The Portland City Council has finalized a series of contracts that will continue its sale of power generated by a pair of city-owned hydro plants in the Bull Run watershed to Portland General Electric, though the deals do not come without risk.
The contracts replace a long-standing agreement with PGE under which the utility operated, maintained and bought power produced by the 22 MW and 12 MW Bull Run plants on behalf of the city. That deal, which expires today, netted $14 million for Portland over the past 35 years, per city data.
The contracts signed yesterday should be beneficial to Portland in the long run, according to a risk analysis, with the city netting between $3 million and $8.5 million over the course of the next 15 years.
However, the study also shows Portland could lose as much $1.8 million over the immediate three years, should the region suffer from dry weather.
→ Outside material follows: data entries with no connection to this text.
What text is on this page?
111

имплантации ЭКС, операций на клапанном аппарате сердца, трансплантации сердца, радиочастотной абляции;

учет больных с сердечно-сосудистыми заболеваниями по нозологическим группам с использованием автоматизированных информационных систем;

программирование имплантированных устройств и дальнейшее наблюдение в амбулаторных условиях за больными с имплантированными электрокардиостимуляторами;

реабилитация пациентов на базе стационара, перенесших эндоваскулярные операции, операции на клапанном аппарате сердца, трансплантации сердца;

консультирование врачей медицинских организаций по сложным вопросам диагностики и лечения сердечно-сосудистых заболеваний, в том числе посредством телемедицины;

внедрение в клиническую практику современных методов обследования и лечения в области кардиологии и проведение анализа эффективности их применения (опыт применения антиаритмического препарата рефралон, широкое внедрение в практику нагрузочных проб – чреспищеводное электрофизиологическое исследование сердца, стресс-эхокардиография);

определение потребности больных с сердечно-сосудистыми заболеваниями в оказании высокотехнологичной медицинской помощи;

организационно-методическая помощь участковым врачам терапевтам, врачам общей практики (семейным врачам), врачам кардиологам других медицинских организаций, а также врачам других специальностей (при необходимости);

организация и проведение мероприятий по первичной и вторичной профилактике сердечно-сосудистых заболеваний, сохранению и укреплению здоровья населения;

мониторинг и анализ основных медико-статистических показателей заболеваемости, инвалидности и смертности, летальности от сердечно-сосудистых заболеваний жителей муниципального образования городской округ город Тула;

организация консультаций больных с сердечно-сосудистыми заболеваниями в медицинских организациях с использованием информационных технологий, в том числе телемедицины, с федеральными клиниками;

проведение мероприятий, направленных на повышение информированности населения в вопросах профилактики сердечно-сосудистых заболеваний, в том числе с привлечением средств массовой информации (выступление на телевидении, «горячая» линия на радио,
Breaking down the components
The first-of-four new deals stipulates that PGE will still buy the output from the Bull Run plants, though terms of the 15-year contract stipulate the utility cannot disclose how much it is paying. City Council officials said this is a common practice in power purchase agreements, however, and that it was essential for securing an above-market price from PGE.
Other contracts include a $1 million deal with PGE to perform transmission line maintenance, and a $420,000 award to the Eugene Water & Electric Board for power scheduling. Both contracts are five-year awards, with options for annual renewals after that.
The last — awarded last month — is an $8 million deal with Washington-based Energy Northwest to operate the plants. The duration of that contract is also five years with extension options.